Dan disinilah aku sekarang. Duduk sendirian di bangku panjang sekolah dekat parkiran motor. Waktu sudah menunjukkan pukul 16.37 sore. Seharusnya Kak Nata sudah keluar sekitar 7 menit yang lalu, tapi kalau dihitung juga dengan waktu berjalan sampai ke parkiran. Mungkin dikurangi 2 atau 3 menitan. Ah, sudahlah. Ini bukan pertama atau kedua kalinya aku menunggu seseorang. Tidak masalah bagiku menunggu sedikit lagi.
Awalnya saat aku pulang dari sekolah tadi, aku ingin tidur, tapi karena masih kepikiran dengan perasaanku. Aku jadi tidak bisa tidur. Alhasil, aku ingin memastikan lagi perasaanku yang satunya hari ini juga. Jadi, aku mengajak Kak Nata bertemu setelah Kak Nata selesai bimbingan belajar di kelasnya.
Saat aku baru berdiri karena bosan duduk, suara keramaian dari sebelah kiriku membuatku menoleh. Dan kulihat ada Kak Nata dari kumpulan siswa-siswa yang sepertinya mau ke parkiran.
Kak Nata berlari pelan ke arahku setelah berpamitan dengan teman-temannya. Namun, anehnya perasaan deg-degan yang biasa kurasakan saat melihat Kak Nata dari jauh sudah tidak kurasakan lagi. Dan juga senyum itu. Jantungku tidak berulah lagi, berdetak normal. Jadi, ini adalah jawaban yang sebenarnya atas perasaanku?
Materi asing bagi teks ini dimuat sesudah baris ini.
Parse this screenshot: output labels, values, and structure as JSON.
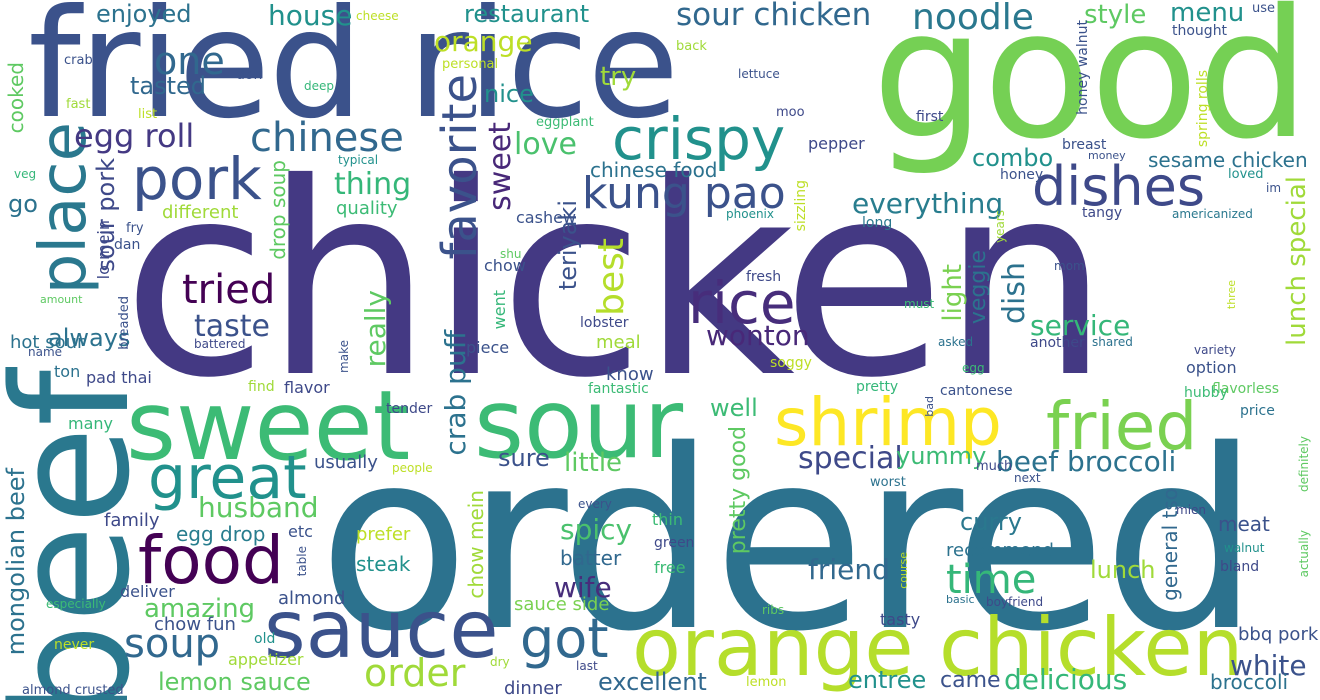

"Hai, Run." Kak Nata sampai di depanku dengan mengangkat sebelah tangannya, menyapaku. "Sorry, gue masih ngajarin temen dulu. Udah nunggu lama, ya?" tanyanya.
"Oh, nggak apa-apa, kok, Kak. Gue juga baru datang beberapa menit yang lalu," jawabku.
"Bagus, deh. Jadi, mau ngomong apa? Padahal, kan, bisa gue yang nyamperin lo. Kenapa jauh-jauh kembali ke sekolah lagi?"
"Oh, itu ... duduk dulu, deh, Kak. Biar enak ngobrolnya." Aku dan Kak Nata sama-sama duduk di bangku panjang yang tadi kududuki. "Ehm, jadi gini, Kak. Sebenarnya gak penting-penting juga, sih. Gue cuma mau mastiin kal—"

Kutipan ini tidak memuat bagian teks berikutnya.